Forum Discussion
Excluding Windows Hello for Business (WHfB) for Windows 10 using Intune assignment filter
Good morning,
I'm experiencing a persistent issue with applying an exclusion policy for Windows Hello for Business (WHfB) on Windows 10 devices (actually a testing VM) managed through Microsoft Intune. Despite configuring the assignment filter and verifying its correct evaluation in Intune, Windows 10 devices continue to allow WHfB PIN creation, and the option to remove the PIN is disabled.
Scenario and objective:
My goal is to enable Windows Hello for Business for all users except when they log in from a Windows 10 device (already enrolled in Intune). Therefore, the intention is to disable WHfB specifically for Windows 10 devices.
Current configuration:
- WHfB policy: I have a device configuration profile named “WHfB” (Platform: Windows) which enables Windows Hello for Business.
- Policy assignment: This policy is assigned to a “WHfB Dynamic Group” that contains users with the “manager” attribute.
- Assignment filter (exclusion): I created and applied an assignment filter named “Windows 10 Device Filter” to the policy mentioned above.
- Filter mode: Exclude.
- Filter definition: (device.osVersion -contains "10.0.1")
Observed behavior:
Filter evaluation in Intune (as shown in the previously provided screenshot):
For the problematic Windows 10 device, in the “Filter Evaluation” section of the “WHfB” policy, the “Windows 10 Device Filter” shows “Evaluation Result: Match” and “Mode: Exclude.” The message states “Policy not delivered.” This confirms that the filter is working correctly in Intune and that the WHfB policy is not applied to the Windows 10 device.
Behavior on the Windows 10 device:
Despite the exclusion, the user (AdeleV) can still modify and use the WHfB PIN.
The “Remove” PIN option is disabled (greyed out) in sign-in options.
Windows Event Logs (HelloForBusiness/Operational):
The log displays several errors (Event IDs 7054, 8203, 7204) and informational events (8210, 8200, 8202, 5060 “PIN required”).
Event 7054 specifically indicates error 0x1 (or 0x80000000000000001), which is a generic error.
Troubleshooting steps performed:
- Forced sync and restarts: executed multiple times on the Windows 10 device.

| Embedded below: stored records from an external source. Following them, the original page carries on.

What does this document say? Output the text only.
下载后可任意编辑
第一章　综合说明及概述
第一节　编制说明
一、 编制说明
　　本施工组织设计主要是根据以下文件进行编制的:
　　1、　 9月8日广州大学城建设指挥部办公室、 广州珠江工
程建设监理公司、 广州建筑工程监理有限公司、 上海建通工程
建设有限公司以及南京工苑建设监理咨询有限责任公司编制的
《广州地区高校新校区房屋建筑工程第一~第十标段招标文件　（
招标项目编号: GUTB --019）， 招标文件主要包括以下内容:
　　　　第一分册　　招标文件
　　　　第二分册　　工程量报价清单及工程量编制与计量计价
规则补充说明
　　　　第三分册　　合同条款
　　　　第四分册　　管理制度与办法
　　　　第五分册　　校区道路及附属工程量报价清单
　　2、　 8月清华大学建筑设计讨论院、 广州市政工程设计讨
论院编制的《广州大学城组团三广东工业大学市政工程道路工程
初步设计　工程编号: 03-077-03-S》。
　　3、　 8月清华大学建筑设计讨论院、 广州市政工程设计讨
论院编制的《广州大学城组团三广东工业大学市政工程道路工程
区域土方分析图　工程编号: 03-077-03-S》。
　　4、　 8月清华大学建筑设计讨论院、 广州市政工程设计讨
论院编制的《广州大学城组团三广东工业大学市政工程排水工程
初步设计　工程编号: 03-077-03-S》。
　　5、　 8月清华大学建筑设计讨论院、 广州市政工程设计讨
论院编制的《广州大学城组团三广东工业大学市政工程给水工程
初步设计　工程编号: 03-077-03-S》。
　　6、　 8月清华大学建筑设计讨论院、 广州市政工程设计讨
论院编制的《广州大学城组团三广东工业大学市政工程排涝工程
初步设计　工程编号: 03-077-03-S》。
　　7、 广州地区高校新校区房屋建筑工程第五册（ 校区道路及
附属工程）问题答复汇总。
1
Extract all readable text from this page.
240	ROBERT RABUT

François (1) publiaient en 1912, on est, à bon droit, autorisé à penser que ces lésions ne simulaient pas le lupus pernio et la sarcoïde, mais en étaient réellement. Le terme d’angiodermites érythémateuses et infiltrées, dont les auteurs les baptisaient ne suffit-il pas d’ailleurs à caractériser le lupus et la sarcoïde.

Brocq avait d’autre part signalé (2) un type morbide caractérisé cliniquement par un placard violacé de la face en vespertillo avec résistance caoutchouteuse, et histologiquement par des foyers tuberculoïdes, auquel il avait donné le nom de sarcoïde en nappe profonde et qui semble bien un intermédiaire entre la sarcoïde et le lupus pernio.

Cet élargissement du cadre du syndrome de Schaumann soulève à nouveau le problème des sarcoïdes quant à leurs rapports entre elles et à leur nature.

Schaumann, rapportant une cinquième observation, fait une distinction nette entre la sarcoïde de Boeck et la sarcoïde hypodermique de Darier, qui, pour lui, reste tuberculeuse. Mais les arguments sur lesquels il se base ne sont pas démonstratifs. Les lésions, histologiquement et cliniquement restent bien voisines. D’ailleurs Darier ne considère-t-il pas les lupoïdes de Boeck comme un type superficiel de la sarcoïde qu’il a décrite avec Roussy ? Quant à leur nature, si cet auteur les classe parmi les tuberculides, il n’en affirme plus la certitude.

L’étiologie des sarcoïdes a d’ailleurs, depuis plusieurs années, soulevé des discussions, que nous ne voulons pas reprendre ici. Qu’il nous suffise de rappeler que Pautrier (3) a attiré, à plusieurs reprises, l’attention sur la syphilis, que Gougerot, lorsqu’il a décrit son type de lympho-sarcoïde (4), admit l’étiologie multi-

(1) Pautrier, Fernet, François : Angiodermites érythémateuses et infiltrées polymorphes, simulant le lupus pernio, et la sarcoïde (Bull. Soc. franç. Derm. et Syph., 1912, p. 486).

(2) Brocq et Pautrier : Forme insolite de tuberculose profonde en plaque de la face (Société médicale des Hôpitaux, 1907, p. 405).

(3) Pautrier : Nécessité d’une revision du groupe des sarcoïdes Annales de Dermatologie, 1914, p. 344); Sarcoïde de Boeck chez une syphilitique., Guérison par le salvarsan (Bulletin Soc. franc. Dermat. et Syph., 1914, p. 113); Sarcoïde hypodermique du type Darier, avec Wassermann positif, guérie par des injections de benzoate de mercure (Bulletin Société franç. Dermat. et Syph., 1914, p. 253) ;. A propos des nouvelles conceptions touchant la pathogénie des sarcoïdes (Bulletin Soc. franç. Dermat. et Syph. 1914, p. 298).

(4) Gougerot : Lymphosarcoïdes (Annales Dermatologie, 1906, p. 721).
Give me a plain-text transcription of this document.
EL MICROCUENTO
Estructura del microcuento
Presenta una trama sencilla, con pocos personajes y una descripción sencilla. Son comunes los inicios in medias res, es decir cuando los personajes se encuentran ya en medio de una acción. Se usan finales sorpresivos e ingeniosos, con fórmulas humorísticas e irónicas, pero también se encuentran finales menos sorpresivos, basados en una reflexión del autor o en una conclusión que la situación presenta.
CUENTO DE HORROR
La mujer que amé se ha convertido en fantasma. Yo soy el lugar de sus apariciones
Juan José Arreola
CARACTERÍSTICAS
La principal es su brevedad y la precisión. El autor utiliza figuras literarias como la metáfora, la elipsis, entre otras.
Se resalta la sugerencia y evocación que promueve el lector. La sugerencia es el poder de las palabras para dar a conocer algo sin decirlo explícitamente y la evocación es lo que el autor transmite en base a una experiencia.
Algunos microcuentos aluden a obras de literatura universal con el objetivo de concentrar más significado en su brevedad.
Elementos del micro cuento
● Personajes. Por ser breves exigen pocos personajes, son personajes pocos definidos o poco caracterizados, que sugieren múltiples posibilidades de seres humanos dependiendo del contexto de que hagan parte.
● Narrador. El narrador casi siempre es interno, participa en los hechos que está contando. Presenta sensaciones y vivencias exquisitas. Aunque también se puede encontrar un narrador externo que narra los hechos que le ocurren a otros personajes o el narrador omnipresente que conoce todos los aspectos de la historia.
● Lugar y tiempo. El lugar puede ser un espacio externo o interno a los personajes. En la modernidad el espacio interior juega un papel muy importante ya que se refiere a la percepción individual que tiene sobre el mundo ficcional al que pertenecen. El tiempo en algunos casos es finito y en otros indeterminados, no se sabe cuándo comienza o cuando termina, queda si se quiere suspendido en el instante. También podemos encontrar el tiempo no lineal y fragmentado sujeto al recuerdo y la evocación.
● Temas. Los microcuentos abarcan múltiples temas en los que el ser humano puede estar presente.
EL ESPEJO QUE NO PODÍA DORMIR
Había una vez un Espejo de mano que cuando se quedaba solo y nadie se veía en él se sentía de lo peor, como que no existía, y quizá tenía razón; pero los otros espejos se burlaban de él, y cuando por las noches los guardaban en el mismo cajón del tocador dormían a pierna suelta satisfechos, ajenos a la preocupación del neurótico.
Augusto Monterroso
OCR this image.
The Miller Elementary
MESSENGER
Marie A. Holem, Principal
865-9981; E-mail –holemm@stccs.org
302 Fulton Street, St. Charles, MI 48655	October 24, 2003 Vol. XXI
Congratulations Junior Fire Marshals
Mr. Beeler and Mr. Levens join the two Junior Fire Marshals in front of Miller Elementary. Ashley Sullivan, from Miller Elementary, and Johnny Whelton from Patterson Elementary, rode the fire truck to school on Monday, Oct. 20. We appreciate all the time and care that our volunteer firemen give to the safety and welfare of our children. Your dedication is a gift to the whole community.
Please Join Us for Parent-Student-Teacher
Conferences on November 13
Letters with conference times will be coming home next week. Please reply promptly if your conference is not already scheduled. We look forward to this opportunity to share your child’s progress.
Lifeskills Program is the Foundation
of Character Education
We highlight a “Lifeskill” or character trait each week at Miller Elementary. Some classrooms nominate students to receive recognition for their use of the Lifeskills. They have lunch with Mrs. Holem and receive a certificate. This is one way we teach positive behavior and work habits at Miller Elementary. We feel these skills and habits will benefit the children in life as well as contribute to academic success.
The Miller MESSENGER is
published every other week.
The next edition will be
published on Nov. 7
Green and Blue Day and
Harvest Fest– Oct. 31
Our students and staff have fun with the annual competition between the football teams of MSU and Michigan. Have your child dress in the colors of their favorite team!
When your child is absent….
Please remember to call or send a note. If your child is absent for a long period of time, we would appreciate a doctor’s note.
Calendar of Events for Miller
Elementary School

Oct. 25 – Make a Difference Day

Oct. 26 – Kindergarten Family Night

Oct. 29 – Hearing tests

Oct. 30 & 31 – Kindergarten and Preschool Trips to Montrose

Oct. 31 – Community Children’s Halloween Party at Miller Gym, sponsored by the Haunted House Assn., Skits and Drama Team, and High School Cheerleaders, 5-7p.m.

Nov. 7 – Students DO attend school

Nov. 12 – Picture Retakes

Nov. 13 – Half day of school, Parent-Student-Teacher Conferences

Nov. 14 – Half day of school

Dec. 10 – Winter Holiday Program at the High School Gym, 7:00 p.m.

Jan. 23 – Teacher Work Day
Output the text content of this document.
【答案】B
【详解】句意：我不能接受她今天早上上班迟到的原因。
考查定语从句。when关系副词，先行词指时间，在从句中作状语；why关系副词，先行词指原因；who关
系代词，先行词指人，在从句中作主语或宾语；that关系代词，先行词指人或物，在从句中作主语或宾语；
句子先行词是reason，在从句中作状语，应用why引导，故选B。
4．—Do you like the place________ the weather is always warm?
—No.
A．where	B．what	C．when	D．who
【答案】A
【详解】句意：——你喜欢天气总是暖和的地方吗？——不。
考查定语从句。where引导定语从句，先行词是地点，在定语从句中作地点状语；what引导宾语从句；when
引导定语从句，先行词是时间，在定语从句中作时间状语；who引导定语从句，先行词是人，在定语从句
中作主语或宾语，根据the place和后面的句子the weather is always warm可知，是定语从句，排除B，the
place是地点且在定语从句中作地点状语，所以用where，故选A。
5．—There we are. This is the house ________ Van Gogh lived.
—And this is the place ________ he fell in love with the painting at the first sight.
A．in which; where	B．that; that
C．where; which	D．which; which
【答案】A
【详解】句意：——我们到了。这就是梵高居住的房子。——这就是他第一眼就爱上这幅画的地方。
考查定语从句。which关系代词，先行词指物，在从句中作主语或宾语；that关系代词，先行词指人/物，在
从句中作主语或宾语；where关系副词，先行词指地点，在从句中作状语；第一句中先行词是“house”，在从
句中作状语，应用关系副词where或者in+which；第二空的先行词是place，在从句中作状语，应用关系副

Sync status in Intune for the “WHfB” policy sometimes shows “Unavailable,” but filter evaluation is always “Match/Exclude.”
- OS version verification: The OS version on the device (10.0.19045.3803) confirms that the string “10.0.1” is contained, so the filter syntax is correct.
- Policy conflict search: I reviewed the device’s configuration profiles and compliance policies applied via Intune, but didn’t identify any obvious conflicts or other policies that explicitly enable WHfB.
Question:
Given that my WHfB exclusion filter works correctly, but WHfB is still enabled on the Windows 10 device (and the PIN can’t be removed, with a generic error in the log), what could be the root cause?
2 Replies
Hy,
Key Points:
- Intune Policy Exclusion Only Prevents New Policy Delivery
- When you exclude a device with a filter, Intune does not deliver the policy to that device.
- It does NOT actively remove or disable WHfB if it was previously enabled by another policy, by default, or by manual configuration.
2. WHfB Can Be Enabled by Other Mean
WHfB can be enabled by:
- Entra AD tenant-wide settings
- Group Policy (local or domain)
- Previous Intune policies (before exclusion)
- Default Windows behavior (especially on Azure AD-joined devices)
- If WHfB was previously enabled, removing the policy does not revert the setting—it simply stops further configuration.
3.PIN Removal Disabled
- If WHfB is enabled at the tenant or device level, Windows disables PIN removal for compliance/security reasons.
- The “Remove” button is greyed out if the device still considers WHfB required.
4. Event Log Errors
- The generic errors (e.g., 7054, 8203) are common when there is a mismatch between policy delivery and device state.
What Can You Do?
A. Explicitly Disable WHfB for Windows 10 Devices
Create a device configuration profile that explicitly disables WHfB (set “Configure Windows Hello for Business” to “Disabled”).
Assign this profile to Windows 10 devices (using a dynamic group or filter).
This will actively turn off WHfB and allow PIN removal.
B. Check Tenant-Wide and Group Policy Settings
In Entra AD: Go to Entra AD > Devices > Windows Hello for Business and check the tenant-wide settings.
In Group Policy: Check if any local/domain GPO is enabling WHfB.
C. Remove Existing PINs
After disabling WHfB, users should be able to remove their PIN.
You may need to reboot or force a sync for the change to take effect.Good luck!
Maybe check in the MDM diagnostic log if WHfB is being configured through some other Intune policy like baseline or perhaps through a tenant wide policy. I’ll also suggest to try using Account protection under endpoint security for configuring WHfB.